Better Business Bureau complaints describe similar patterns: clients feeling abandoned after signing, surprise deductions from settlements, lack of communication, and pressure to accept lowball offers. One client reported paying 33.3% in fees instead of the promised 30%, and being left with $2,500 in unpaid medical bills after the settlement. The firm maintains BBB accreditation but faces recurring grievances about service quality.
Yelp reviews average just 2 stars, with clients describing experiences contradicting the firm’s advertising promises. Reviewers use phrases like “Predatory… Gas lighting, Lying, Thieves.” Others describe a “factory assembly line” approach where clients rarely speak to actual attorneys. Common complaints include minimal attorney contact, assembly-line treatment, and settlements that barely cover medical bills after fees.
Financial Troubles Behind the Billboards
Despite the massive advertising presence, financial records suggest cash flow problems. Azar sued his former accountant three times over alleged tax underpayments totaling $716,000, claiming the CPA gave “grossly erroneous” advice that resulted in IRS penalties. The accountant countered that Azar was well aware of tax obligations and the disputes arose from his own financial decisions.
Tax Court documents reveal Azar is battling the Internal Revenue Service over a 2017 tax bill, with trial scheduled for 2023.
Azar purchased a $1.85 million Cherry Hills home in 2022 while simultaneously battling multiple lawsuits over unpaid obligations to former employees, raising questions about financial priorities.
Where The Players Are Now
Frank Azar continues operating his personal injury firm and remains Colorado’s most visible attorney through ubiquitous TV advertising. He recently celebrated a $250,000 settlement for an injured veteran, emphasizing his commitment to client advocacy.
Ivy Ngo is practicing law in Denver after surviving the years-long legal battle with her former employer. She faces a $1.2 million legal fee judgment that Azar continues pursuing through aggressive collection tactics including garnishment and lawsuits against family members.
Scott McCrary operates his own firm, McCrary Law Firm, while his $590,000 commission dispute with Azar remains unresolved in court.
The Strong Arm trademark continues generating litigation. Azar’s aggressive enforcement of the mark has led to settlements, dropped cases, and ongoing battles with competitors who allege his tactics constitute harassment rather than legitimate intellectual property protection.
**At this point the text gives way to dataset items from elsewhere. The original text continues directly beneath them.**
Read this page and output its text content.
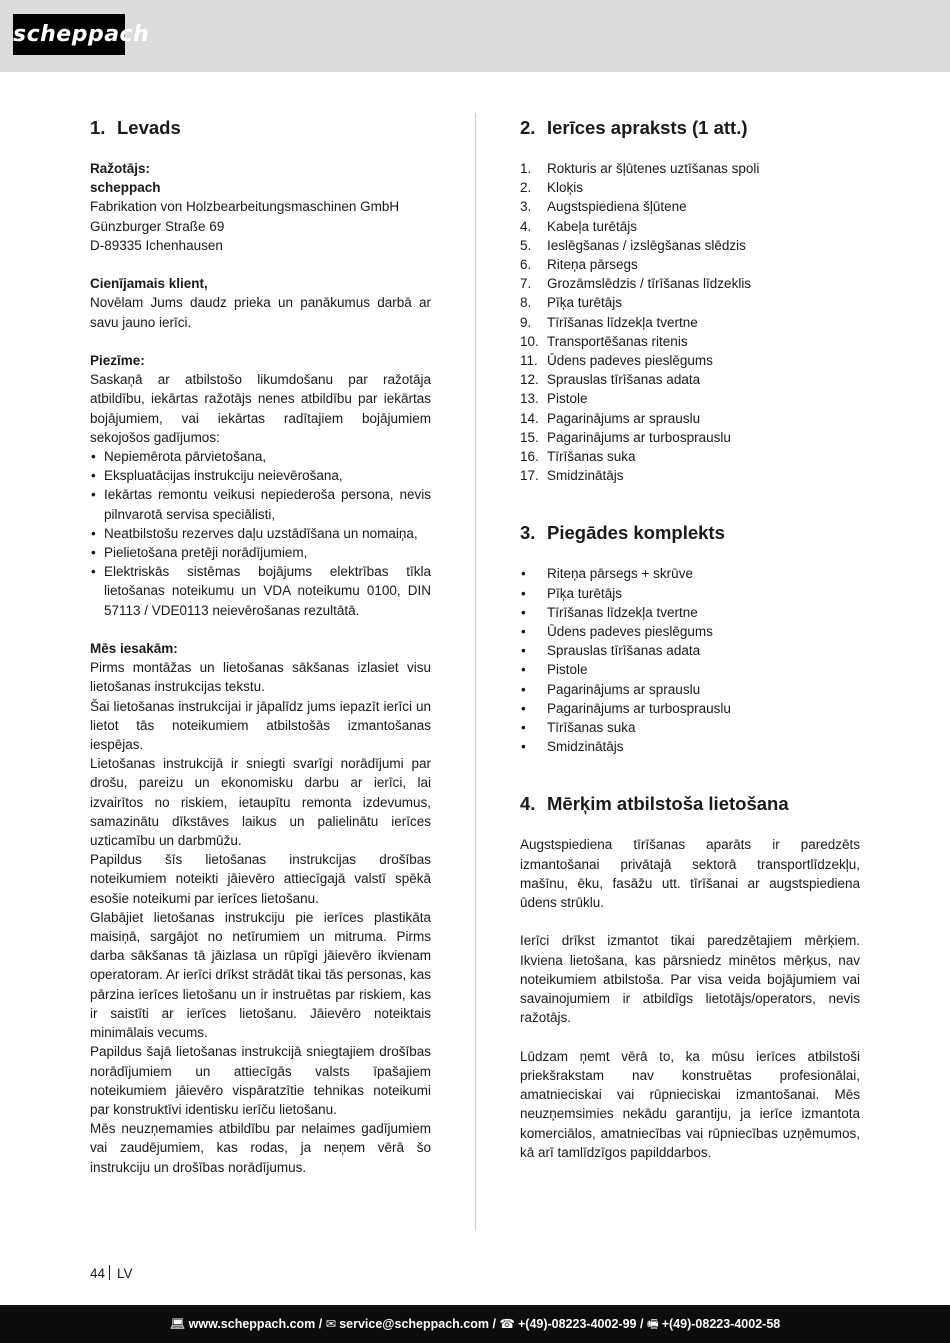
scheppach
1. Levads
Ražotājs:
scheppach
Fabrikation von Holzbearbeitungsmaschinen GmbH
Günzburger Straße 69
D-89335 Ichenhausen
Cienījamais klient,
Novēlam Jums daudz prieka un panākumus darbā ar savu jauno ierīci.
Piezīme:
Saskaņā ar atbilstošo likumdošanu par ražotāja atbildību, iekārtas ražotājs nenes atbildību par iekārtas bojājumiem, vai iekārtas radītajiem bojājumiem sekojošos gadījumos:
• Nepiemērota pārvietošana,
• Ekspluatācijas instrukciju neievērošana,
• Iekārtas remontu veikusi nepiederoša persona, nevis pilnvarotā servisa speciālisti,
• Neatbilstošu rezerves daļu uzstādīšana un nomaiņa,
• Pielietošana pretēji norādījumiem,
• Elektriskās sistēmas bojājums elektrības tīkla lietošanas noteikumu un VDA noteikumu 0100, DIN 57113 / VDE0113 neievērošanas rezultātā.
Mēs iesakām:
Pirms montāžas un lietošanas sākšanas izlasiet visu lietošanas instrukcijas tekstu.
Šai lietošanas instrukcijai ir jāpalīdz jums iepazīt ierīci un lietot tās noteikumiem atbilstošās izmantošanas iespējas.
Lietošanas instrukcijā ir sniegti svarīgi norādījumi par drošu, pareizu un ekonomisku darbu ar ierīci, lai izvairītos no riskiem, ietaupītu remonta izdevumus, samazinātu dīkstāves laikus un palielinātu ierīces uzticamību un darbmūžu.
Papildus šīs lietošanas instrukcijas drošības noteikumiem noteikti jāievēro attiecīgajā valstī spēkā esošie noteikumi par ierīces lietošanu.
Glabājiet lietošanas instrukciju pie ierīces plastikāta maisiņā, sargājot no netīrumiem un mitruma. Pirms darba sākšanas tā jāizlasa un rūpīgi jāievēro ikvienam operatoram. Ar ierīci drīkst strādāt tikai tās personas, kas pārzina ierīces lietošanu un ir instruētas par riskiem, kas ir saistīti ar ierīces lietošanu. Jāievēro noteiktais minimālais vecums.
Papildus šajā lietošanas instrukcijā sniegtajiem drošības norādījumiem un attiecīgās valsts īpašajiem noteikumiem jāievēro vispāratzītie tehnikas noteikumi par konstruktīvi identisku ierīču lietošanu.
Mēs neuzņemamies atbildību par nelaimes gadījumiem vai zaudējumiem, kas rodas, ja neņem vērā šo instrukciju un drošības norādījumus.
2. Ierīces apraksts (1 att.)
1.	Rokturis ar šļūtenes uztīšanas spoli
2.	Kloķis
3.	Augstspiediena šļūtene
4.	Kabeļa turētājs
5.	Ieslēgšanas / izslēgšanas slēdzis
6.	Riteņa pārsegs
7.	Grozāmslēdzis / tīrīšanas līdzeklis
8.	Pīķa turētājs
9.	Tīrīšanas līdzekļa tvertne
10. Transportēšanas ritenis
11. Ūdens padeves pieslēgums
12. Sprauslas tīrīšanas adata
13. Pistole
14. Pagarinājums ar sprauslu
15. Pagarinājums ar turbosprauslu
16. Tīrīšanas suka
17. Smidzinātājs
3. Piegādes komplekts
• Riteņa pārsegs + skrūve
• Pīķa turētājs
• Tīrīšanas līdzekļa tvertne
• Ūdens padeves pieslēgums
• Sprauslas tīrīšanas adata
• Pistole
• Pagarinājums ar sprauslu
• Pagarinājums ar turbosprauslu
• Tīrīšanas suka
• Smidzinātājs
4. Mērķim atbilstoša lietošana
Augstspiediena tīrīšanas aparāts ir paredzēts izmantošanai privātajā sektorā transportlīdzekļu, mašīnu, ēku, fasāžu utt. tīrīšanai ar augstspiediena ūdens strūklu.
Ierīci drīkst izmantot tikai paredzētajiem mērķiem. Ikviena lietošana, kas pārsniedz minētos mērķus, nav noteikumiem atbilstoša. Par visa veida bojājumiem vai savainojumiem ir atbildīgs lietotājs/operators, nevis ražotājs.
Lūdzam ņemt vērā to, ka mūsu ierīces atbilstoši priekšrakstam nav konstruētas profesionālai, amatnieciskai vai rūpnieciskai izmantošanai. Mēs neuzņemsimies nekādu garantiju, ja ierīce izmantota komerciālos, amatniecības vai rūpniecības uzņēmumos, kā arī tamlīdzīgos papilddarbos.
44 LV
💻︎ www.scheppach.com / ✉︎ service@scheppach.com / ☎︎ +(49)-08223-4002-99 / 🖷︎ +(49)-08223-4002-58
Phillip Amos, the attorney who was suspended for workplace misconduct while employed at Azar & Associates, has completed his suspension period. The incident raised questions about firm culture and oversight that were later echoed in Ivy Ngo’s allegations about workplace conditions.
The mounting evidence suggests a disconnect between Azar’s ubiquitous advertising promising to fight for maximum compensation and the reality experienced by many clients and employees. The pattern is clear: aggressive litigation against competitors, disputes with former employees over millions in compensation, client complaints about inadequate representation, and financial battles suggesting cash flow issues despite the firm’s massive advertising presence.
While Azar celebrates victories like recent settlements, the broader picture reveals a legal empire built on volume over value, where marketing dollars outweigh meaningful client advocacy. For Colorado accident victims drawn to the Strong Arm’s promises, the message from former clients and employees is consistent: behind the billboards and catchphrases lies a high-volume operation where individual cases may receive minimal attention and quick settlements prioritize the firm’s bottom line over client recovery.